When the Reform Bill of 1867 was passing through the House of Commons, Sir Harry Verney, who had warmly espoused the cause of the disenfranchised civil servants, proposed a clause enabling Revenue officials (who were otherwise qualified) to vote at elections, but, on the recommendations of both Mr. Gladstone and Mr. Disraeli, this clause was negatived without a division. Yet this part of the proposal, at any rate, vehemently opposed though it was by the Government of the day and the leaders of the Opposition, was to be within two years embodied in a statute of the realm. Each forward step taken by the friends of enfranchisement was contested by the occupants of both sides of the House; and every argument that could be devised for and against was imported into the discussion.

It was due to Mr. Charles J. Monk, the member for Gloucester, that the first breach in the Opposition was made. From the very first he had been struck with the unfairness of excluding educated and selected men in the Post-Office, Customs, and Inland Revenue from the exercise of the franchise, while their brethren in all the other departments of the State could freely vote and take part in elections. The principal high official argument, used in its many variations, was that it would be an unsafe weapon to place in the hands of men who might use it for furthering excessive demands, and for general purposes of agitation. Mr. Monk’s reply was in most cases to the effect that “if these officers have just cause of complaint it is far better that the grievance should be brought before the House by their Parliamentary representatives than that it should be left to seethe below the surface, or be brought to light through irregular channels.” It was early in the session of 1868 that Mr. Monk introduced his Revenue Officers’ Disabilities Removal Bill. Slowly and inch by inch it was carried through all its stages in the House of Commons, defeating the Tory Government of Mr. Disraeli, on the motion for going into committee on the bill, by a majority of thirty-two. This was certainly a triumph for the friends of Reform, considering that the Government had the support of the Leader of the Opposition in opposing the measure. Lord Abinger took charge of the bill in the House of Lords, when the Lord Chancellor, Lord Cairns, much to the astonishment of the peers themselves and many others in the Lower House, supported the measure most strongly. This was sufficient to ensure its success, and it speedily passed into law (31 & 32 Vict. c. 73).

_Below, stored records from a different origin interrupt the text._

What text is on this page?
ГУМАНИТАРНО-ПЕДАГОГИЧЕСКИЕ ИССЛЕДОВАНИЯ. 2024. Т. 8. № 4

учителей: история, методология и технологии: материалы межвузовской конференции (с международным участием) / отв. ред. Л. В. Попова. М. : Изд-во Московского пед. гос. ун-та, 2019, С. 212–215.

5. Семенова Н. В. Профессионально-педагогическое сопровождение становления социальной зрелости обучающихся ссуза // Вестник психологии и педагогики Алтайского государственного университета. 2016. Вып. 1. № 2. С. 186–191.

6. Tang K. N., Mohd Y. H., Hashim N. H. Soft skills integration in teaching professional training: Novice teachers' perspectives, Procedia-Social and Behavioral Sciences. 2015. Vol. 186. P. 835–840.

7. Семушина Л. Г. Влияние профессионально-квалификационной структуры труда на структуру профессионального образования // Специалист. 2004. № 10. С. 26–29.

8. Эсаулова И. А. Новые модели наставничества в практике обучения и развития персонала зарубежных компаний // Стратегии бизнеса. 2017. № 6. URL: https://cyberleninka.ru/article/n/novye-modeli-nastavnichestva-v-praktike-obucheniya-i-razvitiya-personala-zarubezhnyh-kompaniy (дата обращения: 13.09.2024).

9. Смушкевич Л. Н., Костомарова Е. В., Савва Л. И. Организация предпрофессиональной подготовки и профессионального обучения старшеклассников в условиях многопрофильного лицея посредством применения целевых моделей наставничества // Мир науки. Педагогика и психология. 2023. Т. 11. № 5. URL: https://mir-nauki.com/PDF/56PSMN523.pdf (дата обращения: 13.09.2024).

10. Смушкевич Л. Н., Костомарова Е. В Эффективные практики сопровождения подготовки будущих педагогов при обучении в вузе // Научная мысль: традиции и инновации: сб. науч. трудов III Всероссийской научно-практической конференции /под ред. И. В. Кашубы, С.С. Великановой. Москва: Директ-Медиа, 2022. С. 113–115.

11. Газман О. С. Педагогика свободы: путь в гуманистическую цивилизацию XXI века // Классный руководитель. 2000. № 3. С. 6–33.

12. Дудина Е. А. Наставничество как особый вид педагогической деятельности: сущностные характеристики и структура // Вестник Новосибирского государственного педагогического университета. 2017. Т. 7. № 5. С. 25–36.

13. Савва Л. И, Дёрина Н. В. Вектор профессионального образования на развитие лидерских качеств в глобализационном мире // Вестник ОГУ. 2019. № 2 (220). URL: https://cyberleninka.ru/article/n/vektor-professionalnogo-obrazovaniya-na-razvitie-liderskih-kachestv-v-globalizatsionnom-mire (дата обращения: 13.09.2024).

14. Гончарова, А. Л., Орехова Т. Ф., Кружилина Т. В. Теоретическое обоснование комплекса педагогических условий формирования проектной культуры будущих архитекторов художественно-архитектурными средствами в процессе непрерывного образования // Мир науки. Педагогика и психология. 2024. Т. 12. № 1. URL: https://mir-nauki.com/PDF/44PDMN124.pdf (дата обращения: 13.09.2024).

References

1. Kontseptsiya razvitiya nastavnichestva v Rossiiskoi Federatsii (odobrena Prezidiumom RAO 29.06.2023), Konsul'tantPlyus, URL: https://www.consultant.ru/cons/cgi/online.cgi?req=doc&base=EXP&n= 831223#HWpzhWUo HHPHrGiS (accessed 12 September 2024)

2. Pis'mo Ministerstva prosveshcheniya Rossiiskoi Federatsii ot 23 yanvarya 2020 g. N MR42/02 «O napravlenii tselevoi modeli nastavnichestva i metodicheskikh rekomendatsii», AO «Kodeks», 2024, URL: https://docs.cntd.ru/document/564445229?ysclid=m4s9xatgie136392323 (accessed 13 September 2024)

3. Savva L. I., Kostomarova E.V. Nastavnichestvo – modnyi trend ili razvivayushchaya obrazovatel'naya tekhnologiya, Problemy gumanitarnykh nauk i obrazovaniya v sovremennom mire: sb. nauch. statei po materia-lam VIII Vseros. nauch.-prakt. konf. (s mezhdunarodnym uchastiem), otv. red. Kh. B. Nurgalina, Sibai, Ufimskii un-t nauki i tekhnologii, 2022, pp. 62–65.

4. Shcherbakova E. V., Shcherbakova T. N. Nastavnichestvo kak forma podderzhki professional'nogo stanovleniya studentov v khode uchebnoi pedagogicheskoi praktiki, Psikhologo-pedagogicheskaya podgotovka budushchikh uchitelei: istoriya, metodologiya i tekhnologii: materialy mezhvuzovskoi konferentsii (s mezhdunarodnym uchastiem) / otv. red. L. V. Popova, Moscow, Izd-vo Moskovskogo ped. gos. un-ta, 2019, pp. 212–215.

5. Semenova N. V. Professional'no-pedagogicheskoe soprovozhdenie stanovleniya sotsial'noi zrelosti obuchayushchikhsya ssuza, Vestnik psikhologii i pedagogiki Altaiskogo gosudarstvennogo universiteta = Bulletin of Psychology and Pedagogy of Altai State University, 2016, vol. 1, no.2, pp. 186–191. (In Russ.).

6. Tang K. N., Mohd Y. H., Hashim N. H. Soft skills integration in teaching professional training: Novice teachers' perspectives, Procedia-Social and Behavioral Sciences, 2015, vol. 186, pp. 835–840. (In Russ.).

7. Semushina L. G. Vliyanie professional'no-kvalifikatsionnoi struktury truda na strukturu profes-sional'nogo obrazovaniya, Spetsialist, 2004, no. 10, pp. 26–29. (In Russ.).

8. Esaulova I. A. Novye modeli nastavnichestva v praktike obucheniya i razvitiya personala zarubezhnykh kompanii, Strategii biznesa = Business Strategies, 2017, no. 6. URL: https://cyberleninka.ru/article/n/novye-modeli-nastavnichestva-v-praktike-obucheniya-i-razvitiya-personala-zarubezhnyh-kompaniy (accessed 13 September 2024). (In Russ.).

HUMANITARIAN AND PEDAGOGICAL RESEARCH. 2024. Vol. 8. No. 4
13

During the subsequent Parliament, 1868-1874, Mr. Monk made several attempts to complete the measure of enfranchisement by enabling officers engaged in the collection and management of her Majesty’s revenues to take part unreservedly in the election of members to serve in Parliament. But he was invariably opposed most strenuously by the then Prime Minister, Mr. Gladstone, and it was not till another Parliament had been elected, in 1874, that he was enabled to accomplish that object by passing one other measure (37 & 38 Vict c. 22) through Parliament, with the concurrence of the Chancellor of the Exchequer of the new Government, Sir Stafford Northcote.

The services of Mr. Monk in getting passed the measure of 1868 were still appreciated by the newly-emancipated postal servants and others; and Mr. Frank Ives Scudamore, Assistant-Secretary to the Post-Office, on behalf of the Revenue Offices generally, presented him with an illuminated address, expressive of their gratitude to him for his skill and ability in carrying their “Bill of Rights” successfully through Parliament, “in despite of formidable opposition.”

If it was the higher grade of civil servants who for their own protection threw away their right to the franchise, it was the same class who recovered it, and who were instrumental in procuring it even for their humbler subordinates in the postal service and elsewhere.

During the progress of the agitation among nearly all Civil Service bodies to obtain the franchise, discontent was becoming all the more acute in the Post-Office. Doubtless the contemplation of practically the whole Civil Service engaged in furthering a united demand, in no small degree gave an impetus to the growing postal movement, and helped to develop the forces of discontent within.